My own app gets it right.

ffplay only calls avformat_seek_file for the most part, and is not able to seek on the file on start up. It will be able to seek as the index table is built up as packets are read in.

So the thing is to create the expected user experience as much as possible and who knows what might be wrong with their files. I assume that WMP, VLC, and SMPlayer take care of this in their own way.

For my own app, I detect the problem and proceed with a solution. I would not have to do this if it could be handled in mastroska_read_seek but sometimes a higher level app just needs to have work arounds in place.

So the level at which this is taken care of for me and others has to be moved up. I don't wish to cop out and do nothing.
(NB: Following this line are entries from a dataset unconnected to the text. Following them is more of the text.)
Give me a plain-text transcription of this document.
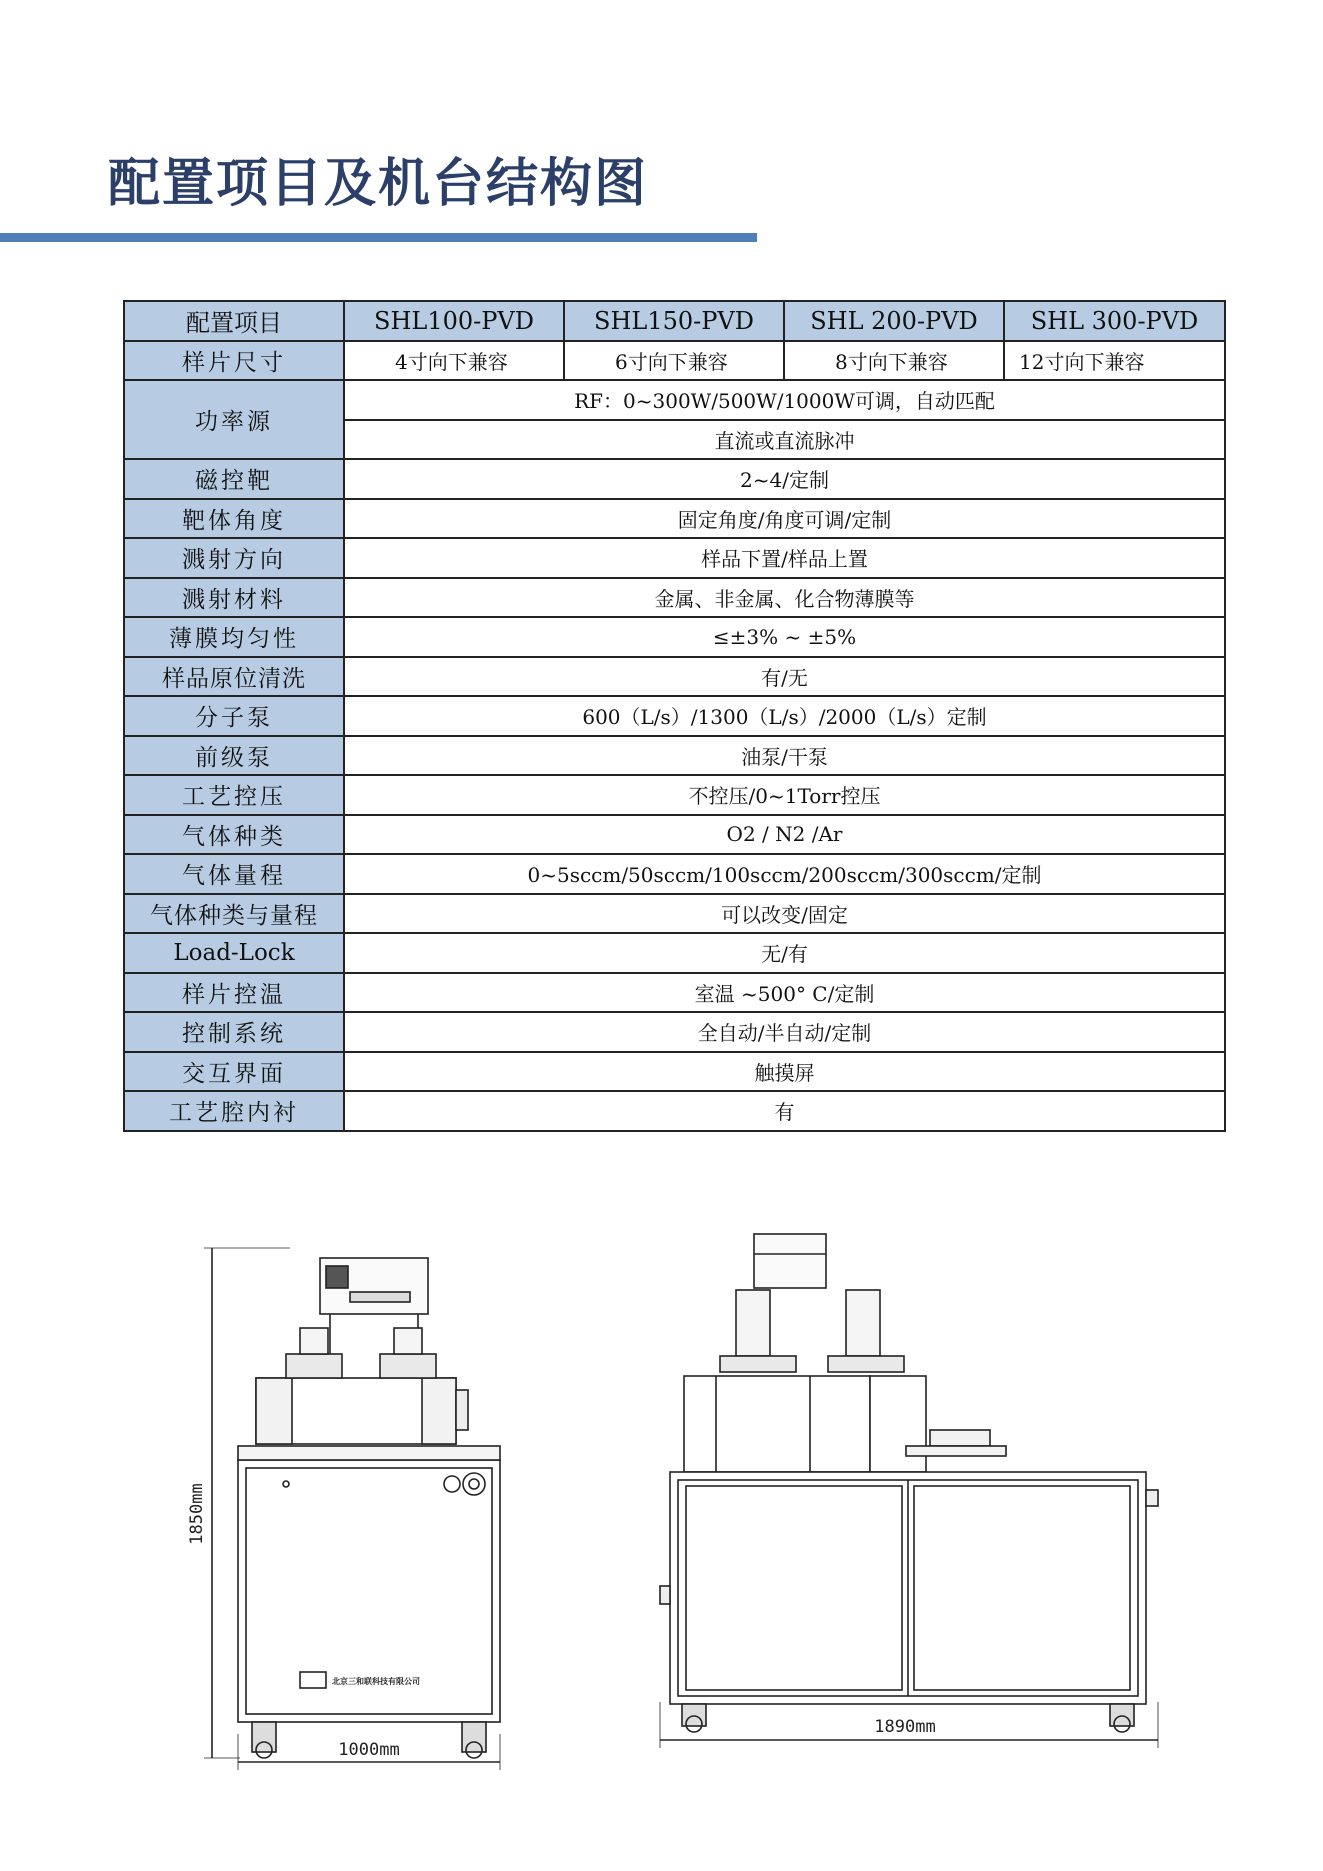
配置项目及机台结构图
配置项目	SHL100-PVD	SHL150-PVD	SHL 200-PVD	SHL 300-PVD
样片尺寸	4寸向下兼容	6寸向下兼容	8寸向下兼容	12寸向下兼容
功率源	RF：0~300W/500W/1000W可调，自动匹配			
	直流或直流脉冲			
磁控靶	2~4/定制			
靶体角度	固定角度/角度可调/定制			
溅射方向	样品下置/样品上置			
溅射材料	金属、非金属、化合物薄膜等			
薄膜均匀性	≤±3% ~ ±5%			
样品原位清洗	有/无			
分子泵	600（L/s）/1300（L/s）/2000（L/s）定制			
前级泵	油泵/干泵			
工艺控压	不控压/0~1Torr控压			
气体种类	O2 / N2 /Ar			
气体量程	0~5sccm/50sccm/100sccm/200sccm/300sccm/定制			
气体种类与量程	可以改变/固定			
Load-Lock	无/有			
样片控温	室温 ~500° C/定制			
控制系统	全自动/半自动/定制			
交互界面	触摸屏			
工艺腔内衬	有			
1850mm
1000mm
北京三和联科技有限公司
1890mm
I am assuming that your recent patches for matroska have not changed this as I have not had a chance to test that out but maybe they have helped in some way related to this problem.

Last edited 4 years ago by DonMoir (previous) (diff)

comment:10 Changed 4 years ago by reimar

I am assuming that your recent patches for matroska have not changed this

Seeking should be working perfectly fine since those (though a bit slow, since it involves scanning the whole file). The only thing I was disagreeing with is that there is a bug at the point you pointed out and I also think that the index should not be used even if that means slower seeking that what might be possible when using anything from the non-broken index parts.
I admit I am not completely sure about that last one. I seem to remember discussion about tricks where you would reserve a few kB at the start of a file for an index and then there put as many entries as fit (from all over the file) and put the rest at the end.
This would then allow rather nice seeking even over http without having to ever jump to the index at the end. If such a thing is actually done it might be worth trying to support it over the current all-or-nothing handling.
I also proposed a patch that introduces a resync function which would allow implementing a read_timestamp function which should speed up seeking without an index a lot.
So there's lots that could be done, but that should all be on the "optimizing", not "bug fixing" level.

comment:11 Changed 4 years ago by DonMoir

Just getting a chance to test your recent matroska patches.

Perfect for above file and thanks again.